Using SciPy, it's also possible to generate numbers from a probability distribution which is not inherently built in to SciPy. Use the SciPy documentation online, and the fact that you want to generate a _continuous_ (as opposed to discrete) random variable, to create your own Python class and generate random numbers from the following distribution:

$$
f(x; a_1, a_2, b_1, b_2) = \frac{1}{2(a_1b_1 + a_2b_2)} \left( b_1 \exp{-\left(\sqrt{\frac{x}{a_1}}\right)} + b_2 \exp{-\left(\sqrt{\frac{x}{a_2}}\right)} \right), \text{ with } 0 \leq x \leq \infty
$$

#### 12.5. The finite square well 🌶️🌶️🌶️🌶️

One of the fundamental results (and pains) of first-semester quantum mechanics is the solution of the quantum finite one-dimensional square well. While we will not go through the entire derivation here, the solution of this problem essentially boils down to the curve $$\tan(x) = x.$$

Find the solutions to $\tan(x) = x$ on the interval $[-2\pi, 2\pi].$ Be careful about how the asymptotes are being numerically handled.

#### 12.6. the quintic polynomial 🌶️🌶️

Polynomials of the form $$ a_5x^5 + a_4x^4 + a_3x^3 + a_2x^2 +a_1x + a_0 = 0 $$ are known as **quintic polynomials**, and their solution was a major problem in the algebra of the 16th century. While explicit, analytical solutions exist for quadratic, cubic, and quartic polynomials, quintic and higher-degree polynomials have no closed-form solution and must therefore must be solved by other means (see: *Abel-Ruffini theorem*). 

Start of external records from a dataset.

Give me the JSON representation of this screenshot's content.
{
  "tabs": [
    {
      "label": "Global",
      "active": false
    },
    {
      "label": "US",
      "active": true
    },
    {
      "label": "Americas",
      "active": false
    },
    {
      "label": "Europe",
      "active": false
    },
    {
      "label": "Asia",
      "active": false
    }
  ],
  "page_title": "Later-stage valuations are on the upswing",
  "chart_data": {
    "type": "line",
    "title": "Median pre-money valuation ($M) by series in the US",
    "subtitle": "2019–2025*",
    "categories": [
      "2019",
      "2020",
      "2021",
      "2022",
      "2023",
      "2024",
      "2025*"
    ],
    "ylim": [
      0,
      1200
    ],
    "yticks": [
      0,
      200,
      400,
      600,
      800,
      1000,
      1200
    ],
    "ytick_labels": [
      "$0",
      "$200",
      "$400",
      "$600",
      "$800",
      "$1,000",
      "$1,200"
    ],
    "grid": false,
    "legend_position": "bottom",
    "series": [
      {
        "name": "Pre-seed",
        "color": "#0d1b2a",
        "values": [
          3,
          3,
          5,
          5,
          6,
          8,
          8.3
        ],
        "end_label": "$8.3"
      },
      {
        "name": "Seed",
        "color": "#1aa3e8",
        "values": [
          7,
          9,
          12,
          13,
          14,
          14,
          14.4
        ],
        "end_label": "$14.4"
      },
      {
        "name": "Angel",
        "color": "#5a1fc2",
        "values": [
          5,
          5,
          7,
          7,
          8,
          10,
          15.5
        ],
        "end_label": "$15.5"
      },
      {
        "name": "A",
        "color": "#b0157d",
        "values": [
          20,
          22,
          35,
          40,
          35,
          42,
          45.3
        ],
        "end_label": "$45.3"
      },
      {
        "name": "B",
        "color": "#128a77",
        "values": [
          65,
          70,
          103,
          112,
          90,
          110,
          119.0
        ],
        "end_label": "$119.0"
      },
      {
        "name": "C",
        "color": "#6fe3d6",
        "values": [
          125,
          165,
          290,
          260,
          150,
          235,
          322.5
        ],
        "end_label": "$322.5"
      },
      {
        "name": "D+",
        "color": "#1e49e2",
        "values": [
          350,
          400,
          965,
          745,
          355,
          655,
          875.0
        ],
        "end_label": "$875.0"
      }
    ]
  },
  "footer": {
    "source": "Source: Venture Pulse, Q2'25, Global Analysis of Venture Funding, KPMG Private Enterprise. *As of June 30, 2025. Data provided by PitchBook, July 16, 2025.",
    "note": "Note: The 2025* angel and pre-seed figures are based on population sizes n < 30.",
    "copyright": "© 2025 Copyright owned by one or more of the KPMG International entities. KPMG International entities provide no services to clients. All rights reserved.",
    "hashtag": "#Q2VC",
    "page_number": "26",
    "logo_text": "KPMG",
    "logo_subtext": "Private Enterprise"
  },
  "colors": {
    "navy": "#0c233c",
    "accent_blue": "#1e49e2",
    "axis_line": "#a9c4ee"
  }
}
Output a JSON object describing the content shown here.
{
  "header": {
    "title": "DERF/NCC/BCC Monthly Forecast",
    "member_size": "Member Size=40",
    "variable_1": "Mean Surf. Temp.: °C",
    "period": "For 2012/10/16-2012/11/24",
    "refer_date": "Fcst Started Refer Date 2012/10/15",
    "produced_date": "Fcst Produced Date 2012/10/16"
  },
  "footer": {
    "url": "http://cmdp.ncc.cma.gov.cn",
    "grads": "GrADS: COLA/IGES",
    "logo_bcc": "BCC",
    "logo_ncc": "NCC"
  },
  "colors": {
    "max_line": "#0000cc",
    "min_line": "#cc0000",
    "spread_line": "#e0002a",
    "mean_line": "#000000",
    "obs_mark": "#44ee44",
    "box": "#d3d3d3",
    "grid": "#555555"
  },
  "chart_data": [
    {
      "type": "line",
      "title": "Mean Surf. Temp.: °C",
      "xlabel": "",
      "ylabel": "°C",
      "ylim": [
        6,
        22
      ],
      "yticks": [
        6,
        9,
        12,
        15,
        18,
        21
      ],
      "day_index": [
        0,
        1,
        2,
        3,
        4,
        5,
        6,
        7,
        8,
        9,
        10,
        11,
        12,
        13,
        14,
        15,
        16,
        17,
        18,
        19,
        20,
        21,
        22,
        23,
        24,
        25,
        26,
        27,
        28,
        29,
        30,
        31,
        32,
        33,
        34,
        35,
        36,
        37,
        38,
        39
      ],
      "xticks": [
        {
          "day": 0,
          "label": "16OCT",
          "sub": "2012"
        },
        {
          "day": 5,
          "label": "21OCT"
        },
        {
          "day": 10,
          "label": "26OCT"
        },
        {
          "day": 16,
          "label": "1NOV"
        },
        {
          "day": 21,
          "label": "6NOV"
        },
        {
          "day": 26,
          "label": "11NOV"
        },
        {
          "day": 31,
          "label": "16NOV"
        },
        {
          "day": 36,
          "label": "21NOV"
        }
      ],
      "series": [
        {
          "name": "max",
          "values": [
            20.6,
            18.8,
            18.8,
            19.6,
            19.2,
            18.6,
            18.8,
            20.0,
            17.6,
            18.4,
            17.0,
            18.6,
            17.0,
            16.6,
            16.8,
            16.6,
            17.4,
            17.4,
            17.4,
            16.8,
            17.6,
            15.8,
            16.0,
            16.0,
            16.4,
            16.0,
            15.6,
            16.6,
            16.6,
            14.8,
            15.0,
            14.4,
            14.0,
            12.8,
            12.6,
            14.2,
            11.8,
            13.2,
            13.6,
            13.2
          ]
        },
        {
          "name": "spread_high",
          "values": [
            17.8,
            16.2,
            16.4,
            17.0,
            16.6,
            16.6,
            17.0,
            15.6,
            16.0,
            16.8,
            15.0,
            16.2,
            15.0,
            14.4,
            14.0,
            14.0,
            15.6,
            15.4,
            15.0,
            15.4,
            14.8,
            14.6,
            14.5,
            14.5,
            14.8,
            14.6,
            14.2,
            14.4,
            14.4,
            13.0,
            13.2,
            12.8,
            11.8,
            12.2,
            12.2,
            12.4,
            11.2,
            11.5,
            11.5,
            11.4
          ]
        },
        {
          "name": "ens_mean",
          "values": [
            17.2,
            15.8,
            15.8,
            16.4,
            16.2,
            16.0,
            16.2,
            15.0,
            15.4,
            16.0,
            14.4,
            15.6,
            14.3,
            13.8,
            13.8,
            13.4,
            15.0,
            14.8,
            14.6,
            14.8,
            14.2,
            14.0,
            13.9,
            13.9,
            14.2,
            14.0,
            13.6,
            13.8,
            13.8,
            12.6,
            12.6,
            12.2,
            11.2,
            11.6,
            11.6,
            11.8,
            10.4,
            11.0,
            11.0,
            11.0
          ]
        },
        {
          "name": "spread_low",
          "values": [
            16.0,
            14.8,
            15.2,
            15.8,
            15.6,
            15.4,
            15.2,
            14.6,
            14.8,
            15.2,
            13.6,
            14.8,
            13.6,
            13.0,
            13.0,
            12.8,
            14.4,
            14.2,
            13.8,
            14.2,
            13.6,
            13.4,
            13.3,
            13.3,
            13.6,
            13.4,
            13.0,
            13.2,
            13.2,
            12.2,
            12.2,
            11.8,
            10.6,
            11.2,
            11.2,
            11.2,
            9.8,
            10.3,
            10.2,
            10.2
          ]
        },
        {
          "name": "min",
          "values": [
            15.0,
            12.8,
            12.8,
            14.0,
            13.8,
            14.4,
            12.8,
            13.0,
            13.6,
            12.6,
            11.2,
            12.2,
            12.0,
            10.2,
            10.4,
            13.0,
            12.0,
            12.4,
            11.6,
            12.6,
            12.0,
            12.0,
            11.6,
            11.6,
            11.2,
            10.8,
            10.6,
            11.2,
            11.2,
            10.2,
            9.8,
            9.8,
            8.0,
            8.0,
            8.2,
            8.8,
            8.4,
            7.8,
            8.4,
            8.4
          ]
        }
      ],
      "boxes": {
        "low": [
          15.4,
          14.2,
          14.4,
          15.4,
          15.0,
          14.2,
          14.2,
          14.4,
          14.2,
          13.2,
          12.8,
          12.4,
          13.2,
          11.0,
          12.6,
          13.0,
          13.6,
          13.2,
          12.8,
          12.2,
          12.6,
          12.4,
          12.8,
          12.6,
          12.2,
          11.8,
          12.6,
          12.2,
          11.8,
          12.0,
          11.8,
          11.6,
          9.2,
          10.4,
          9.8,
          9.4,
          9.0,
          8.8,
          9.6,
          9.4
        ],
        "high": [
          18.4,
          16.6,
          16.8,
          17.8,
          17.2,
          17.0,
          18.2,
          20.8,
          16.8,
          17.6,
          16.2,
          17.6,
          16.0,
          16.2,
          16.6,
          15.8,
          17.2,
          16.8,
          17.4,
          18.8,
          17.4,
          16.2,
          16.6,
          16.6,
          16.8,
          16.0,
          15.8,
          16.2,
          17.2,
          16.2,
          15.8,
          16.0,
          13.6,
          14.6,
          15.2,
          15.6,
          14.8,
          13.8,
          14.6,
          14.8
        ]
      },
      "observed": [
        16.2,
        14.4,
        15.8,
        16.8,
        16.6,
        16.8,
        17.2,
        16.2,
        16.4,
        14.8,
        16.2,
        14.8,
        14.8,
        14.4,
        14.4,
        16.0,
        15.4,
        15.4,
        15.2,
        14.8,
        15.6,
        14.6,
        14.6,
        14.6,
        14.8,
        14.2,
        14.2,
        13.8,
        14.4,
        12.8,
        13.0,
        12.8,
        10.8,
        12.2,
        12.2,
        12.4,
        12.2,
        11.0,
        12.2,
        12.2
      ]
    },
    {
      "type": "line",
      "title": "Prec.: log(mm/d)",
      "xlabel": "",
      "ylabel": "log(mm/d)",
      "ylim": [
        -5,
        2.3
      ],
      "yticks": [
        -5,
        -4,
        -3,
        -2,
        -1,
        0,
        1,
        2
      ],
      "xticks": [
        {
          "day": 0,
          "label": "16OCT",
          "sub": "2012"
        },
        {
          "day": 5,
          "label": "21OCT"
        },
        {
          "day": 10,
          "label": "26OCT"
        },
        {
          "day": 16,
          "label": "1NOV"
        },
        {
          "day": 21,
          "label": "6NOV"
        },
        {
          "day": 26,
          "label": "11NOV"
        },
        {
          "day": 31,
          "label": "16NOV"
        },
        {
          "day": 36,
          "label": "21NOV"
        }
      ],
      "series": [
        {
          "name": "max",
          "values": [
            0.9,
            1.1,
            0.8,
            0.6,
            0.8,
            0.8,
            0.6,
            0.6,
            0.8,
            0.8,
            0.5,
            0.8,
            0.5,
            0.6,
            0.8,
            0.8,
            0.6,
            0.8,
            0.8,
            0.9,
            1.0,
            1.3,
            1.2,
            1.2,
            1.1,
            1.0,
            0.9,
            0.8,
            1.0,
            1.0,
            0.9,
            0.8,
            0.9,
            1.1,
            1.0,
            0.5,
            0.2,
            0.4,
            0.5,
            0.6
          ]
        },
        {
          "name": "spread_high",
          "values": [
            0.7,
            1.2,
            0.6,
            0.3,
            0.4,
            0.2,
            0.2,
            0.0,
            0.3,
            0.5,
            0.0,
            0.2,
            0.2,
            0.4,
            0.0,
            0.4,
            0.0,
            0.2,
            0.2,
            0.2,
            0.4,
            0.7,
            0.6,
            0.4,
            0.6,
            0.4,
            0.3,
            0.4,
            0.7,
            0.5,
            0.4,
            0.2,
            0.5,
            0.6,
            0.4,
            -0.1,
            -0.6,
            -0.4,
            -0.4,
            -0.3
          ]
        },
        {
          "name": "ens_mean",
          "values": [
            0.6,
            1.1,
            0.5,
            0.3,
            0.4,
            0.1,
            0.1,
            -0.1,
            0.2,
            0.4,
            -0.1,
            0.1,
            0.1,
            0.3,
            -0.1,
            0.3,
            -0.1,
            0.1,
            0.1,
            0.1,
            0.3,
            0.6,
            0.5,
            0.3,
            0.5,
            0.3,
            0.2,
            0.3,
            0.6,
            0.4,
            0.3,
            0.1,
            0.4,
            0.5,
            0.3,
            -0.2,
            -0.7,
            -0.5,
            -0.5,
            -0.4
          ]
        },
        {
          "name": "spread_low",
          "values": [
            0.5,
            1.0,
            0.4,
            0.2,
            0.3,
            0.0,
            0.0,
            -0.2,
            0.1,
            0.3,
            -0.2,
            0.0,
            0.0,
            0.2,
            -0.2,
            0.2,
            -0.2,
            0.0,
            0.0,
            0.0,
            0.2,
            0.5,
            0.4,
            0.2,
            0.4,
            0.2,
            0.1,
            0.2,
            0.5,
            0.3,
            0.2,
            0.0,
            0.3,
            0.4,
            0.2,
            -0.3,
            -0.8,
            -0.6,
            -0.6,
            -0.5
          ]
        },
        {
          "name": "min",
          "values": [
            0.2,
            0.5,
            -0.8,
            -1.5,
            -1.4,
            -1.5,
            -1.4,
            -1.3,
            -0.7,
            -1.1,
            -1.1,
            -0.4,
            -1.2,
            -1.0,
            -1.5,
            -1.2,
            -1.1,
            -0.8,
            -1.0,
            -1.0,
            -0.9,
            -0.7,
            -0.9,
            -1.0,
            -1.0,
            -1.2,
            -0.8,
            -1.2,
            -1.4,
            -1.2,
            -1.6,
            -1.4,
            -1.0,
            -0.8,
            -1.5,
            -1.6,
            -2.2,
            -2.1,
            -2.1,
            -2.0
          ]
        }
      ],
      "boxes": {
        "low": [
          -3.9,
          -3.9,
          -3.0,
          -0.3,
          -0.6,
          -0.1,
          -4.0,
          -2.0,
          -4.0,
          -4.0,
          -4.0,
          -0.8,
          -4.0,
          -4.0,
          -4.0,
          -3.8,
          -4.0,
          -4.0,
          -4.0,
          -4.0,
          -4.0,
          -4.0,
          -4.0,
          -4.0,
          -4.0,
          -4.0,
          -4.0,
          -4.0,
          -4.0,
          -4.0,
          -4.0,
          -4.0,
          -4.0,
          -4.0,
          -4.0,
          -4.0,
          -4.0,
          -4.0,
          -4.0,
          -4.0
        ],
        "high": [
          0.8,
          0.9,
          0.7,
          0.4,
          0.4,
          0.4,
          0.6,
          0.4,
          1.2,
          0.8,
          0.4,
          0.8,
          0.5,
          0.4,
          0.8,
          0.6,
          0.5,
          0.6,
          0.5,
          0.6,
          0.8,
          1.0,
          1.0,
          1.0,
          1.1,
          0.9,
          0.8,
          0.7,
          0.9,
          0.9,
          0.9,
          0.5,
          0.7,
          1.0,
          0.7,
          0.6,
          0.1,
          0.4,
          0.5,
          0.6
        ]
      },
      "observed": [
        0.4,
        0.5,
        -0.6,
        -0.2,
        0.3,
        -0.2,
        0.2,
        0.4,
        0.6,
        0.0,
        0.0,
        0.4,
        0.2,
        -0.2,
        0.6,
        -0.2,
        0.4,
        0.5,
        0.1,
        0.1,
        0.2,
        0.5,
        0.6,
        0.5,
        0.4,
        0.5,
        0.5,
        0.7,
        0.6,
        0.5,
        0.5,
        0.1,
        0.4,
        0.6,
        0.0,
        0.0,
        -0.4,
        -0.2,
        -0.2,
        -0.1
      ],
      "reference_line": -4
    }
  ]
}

The solution of quintic equations arises in celestial mechanics: for instance, in finding the Lagrange points for a third massive body, wherefore the masses of the two other bodies are both non-negligible (for example, a Sun-Earth-satellite system). The location of $L_2$ and $L_1$ is given by

* $a_5=\pm (M_S+M_E)$
* $a_4=+3R(M_S+M_E)$
* $a_3=\pm 3R^2(M_S+M_E)$
* $a_2=+R^3(M_E \mp M_E)$
* $a_1=\pm M_E 2R^4$
* $a_0 = \mp M_E R^5$

where $\pm$ corresponds to $L_2$ and $L_1$ respectively. Here, $M_E$ and $M_S$ are the mass of the Earth and Sun, respectively and $R$ is the Sun-Earth distance. Then, in the quintic polynomial above, $x$ represents the distance of the satellite to Earth. Find $L_2$ and $L_1$.